Wednesday, July 20, 2016

Using Maps in the Elementary Classroom to Teach History with Literature

Plots and Plats:  Mapping Children’s Literature Books

The Ball State University Libraries’ GIS Research and Map Collection (GRMC) is creating maps based on children’s books.  The GRMC is collaborating with Dr. Dorshell Stewart’s social studies elementary teaching methods classes this summer to create unique maps based on popular children’s books.  The maps can enhance the stories and teach more about the places and events related to the books.

Students in the Social Science 397 class select a youth book, many available in the Educational Technology and Resources Collection in the lower level of Bracken Library.  The students create lesson plans based on the book, and part of the lesson must incorporate the use of a map.  The staff of the GRMC assist students creating unique maps related to the book.

One student created a map based on the book When Marian Sang by Brian Selznick and Pam Munoz Ryan.  The map identifies the cities where Marian Anderson sang, with the highlight concert at the Lincoln Memorial in 1939.  Salt in His Shoes: Michael Jordan in Pursuit of a Dream by Deloris Jordan is another book selected for the project.  A simple map was created of the United States marking the locations of Chicago, Illinois, and North Carolina. 

Large copies of the maps can be printed using the plotter in the GRMC on the second floor of Bracken Library.  Then the students can use the maps in their classrooms when they become teachers.

The GRMC is creating maps for the project and adding the maps to the Libraries’ Collection.  The latest map (above, click to enlarge) created by the GRMC for the series is based on the book Ruth and the Green Book by Calvin Alexander Ramsey.  The book tells the story of the “Green Books” used by African-American travelers during the time of segregation.  The Negro Travelers’ Green Book was published by Victor Green beginning in 1936 and ending in 1964 with the passage of the Civil Rights Act.  These guide books listed restaurants, hotels, and other services that were available for Blacks when traveling across the country during the era of Jim Crow laws.

 The New York Public Library has a collection of the books available from their Digital Collections.  And the University of South Carolina has an interactive online map based on the establishments listed in the 1956 book.  The GRMC used this edition of the book to create a map marking the locations of the cities that had at least one restaurant, hotel, or other business listed in the Green Book, a little known part of Indiana and Black history.  And photographs from the Digital Media Repository were included on the map.

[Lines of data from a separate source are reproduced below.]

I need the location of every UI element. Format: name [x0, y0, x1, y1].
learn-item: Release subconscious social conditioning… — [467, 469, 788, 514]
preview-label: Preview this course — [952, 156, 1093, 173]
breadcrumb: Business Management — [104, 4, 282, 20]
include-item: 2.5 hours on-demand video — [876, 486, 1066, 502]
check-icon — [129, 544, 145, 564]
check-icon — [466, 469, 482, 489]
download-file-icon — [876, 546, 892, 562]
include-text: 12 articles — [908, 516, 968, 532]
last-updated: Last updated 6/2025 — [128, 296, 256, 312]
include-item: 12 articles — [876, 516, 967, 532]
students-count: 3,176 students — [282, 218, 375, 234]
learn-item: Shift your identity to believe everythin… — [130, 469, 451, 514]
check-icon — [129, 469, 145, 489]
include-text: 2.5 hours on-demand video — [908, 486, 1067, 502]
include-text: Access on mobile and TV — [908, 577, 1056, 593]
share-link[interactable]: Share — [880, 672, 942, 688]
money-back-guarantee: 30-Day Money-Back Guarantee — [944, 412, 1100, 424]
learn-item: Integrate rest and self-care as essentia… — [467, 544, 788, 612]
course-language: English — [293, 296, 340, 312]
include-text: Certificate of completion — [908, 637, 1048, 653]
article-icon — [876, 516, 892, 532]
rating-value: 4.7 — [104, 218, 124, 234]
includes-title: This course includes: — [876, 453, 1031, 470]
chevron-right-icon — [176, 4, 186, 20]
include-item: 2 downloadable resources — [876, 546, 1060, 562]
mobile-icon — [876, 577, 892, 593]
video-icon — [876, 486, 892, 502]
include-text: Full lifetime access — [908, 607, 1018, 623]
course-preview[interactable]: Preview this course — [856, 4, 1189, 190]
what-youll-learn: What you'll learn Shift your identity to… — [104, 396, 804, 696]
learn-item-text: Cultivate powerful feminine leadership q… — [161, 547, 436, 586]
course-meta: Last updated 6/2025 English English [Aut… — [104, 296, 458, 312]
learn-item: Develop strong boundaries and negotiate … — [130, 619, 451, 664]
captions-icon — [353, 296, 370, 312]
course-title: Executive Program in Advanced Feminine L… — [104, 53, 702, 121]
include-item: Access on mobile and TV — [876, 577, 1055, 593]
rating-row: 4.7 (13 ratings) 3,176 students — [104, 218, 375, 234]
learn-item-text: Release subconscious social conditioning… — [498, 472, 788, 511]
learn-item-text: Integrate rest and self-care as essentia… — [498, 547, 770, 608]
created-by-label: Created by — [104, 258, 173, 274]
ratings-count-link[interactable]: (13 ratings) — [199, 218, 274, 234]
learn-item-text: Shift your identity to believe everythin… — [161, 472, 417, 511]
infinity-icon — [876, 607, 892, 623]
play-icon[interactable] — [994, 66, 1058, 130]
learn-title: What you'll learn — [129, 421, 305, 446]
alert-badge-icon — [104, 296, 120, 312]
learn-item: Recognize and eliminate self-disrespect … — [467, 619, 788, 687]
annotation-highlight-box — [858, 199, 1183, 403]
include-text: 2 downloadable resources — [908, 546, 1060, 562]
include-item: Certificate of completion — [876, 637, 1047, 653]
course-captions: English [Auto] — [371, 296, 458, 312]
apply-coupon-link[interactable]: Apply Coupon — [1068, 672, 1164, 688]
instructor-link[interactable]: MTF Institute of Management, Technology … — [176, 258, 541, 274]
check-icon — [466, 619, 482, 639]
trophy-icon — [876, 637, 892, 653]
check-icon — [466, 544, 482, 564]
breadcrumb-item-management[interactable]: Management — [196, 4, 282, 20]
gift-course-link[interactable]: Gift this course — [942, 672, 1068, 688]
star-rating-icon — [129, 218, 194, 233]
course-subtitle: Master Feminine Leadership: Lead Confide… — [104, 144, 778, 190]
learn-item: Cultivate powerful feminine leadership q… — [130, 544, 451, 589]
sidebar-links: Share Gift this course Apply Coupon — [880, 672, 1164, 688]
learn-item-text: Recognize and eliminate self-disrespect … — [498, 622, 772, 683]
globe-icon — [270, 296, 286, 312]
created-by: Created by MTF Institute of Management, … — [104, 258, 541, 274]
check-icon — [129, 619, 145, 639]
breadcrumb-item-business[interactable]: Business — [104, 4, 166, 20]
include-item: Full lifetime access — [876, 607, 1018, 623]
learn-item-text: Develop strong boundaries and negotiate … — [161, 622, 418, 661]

The map is available in digital format from the Ball State University Libraries’ Cardinal Scholar, and the original paper map may be circulated from the GRMC.  (The digital map includes hyperlinks to the New York Public Library Digital Collections set of Green Books and to the University of South Carolina online interactive map of the 1956 Green Book).

The GRMC has included other books and maps related to Indiana in commemoration of the state’s Bicentennial this year.  The GRMC has created maps based on books about Amelia Earhart and her connection to the state, astronaut Gus Grissom, and the Marquis de Lafayette.  And the map, Wheels: Indiana Bicycle Manufacturers, 1889-1900, identifies the Indiana cities with bicycle factories during the time of its popular craze at the turn of the 20th century.  This map is related to the popular children’s book, Tillie the Terrible Swede: How One Woman, a Sewing Needle, and a Bicycle Changed History by Sue Stauffacher.

Other maps in the children’s book series include maps about Babe Ruth, Sojourner Truth, Jesse Owens, Japanese internment camps, First Ladies of the United States, and the All-American Girls Professional Baseball League.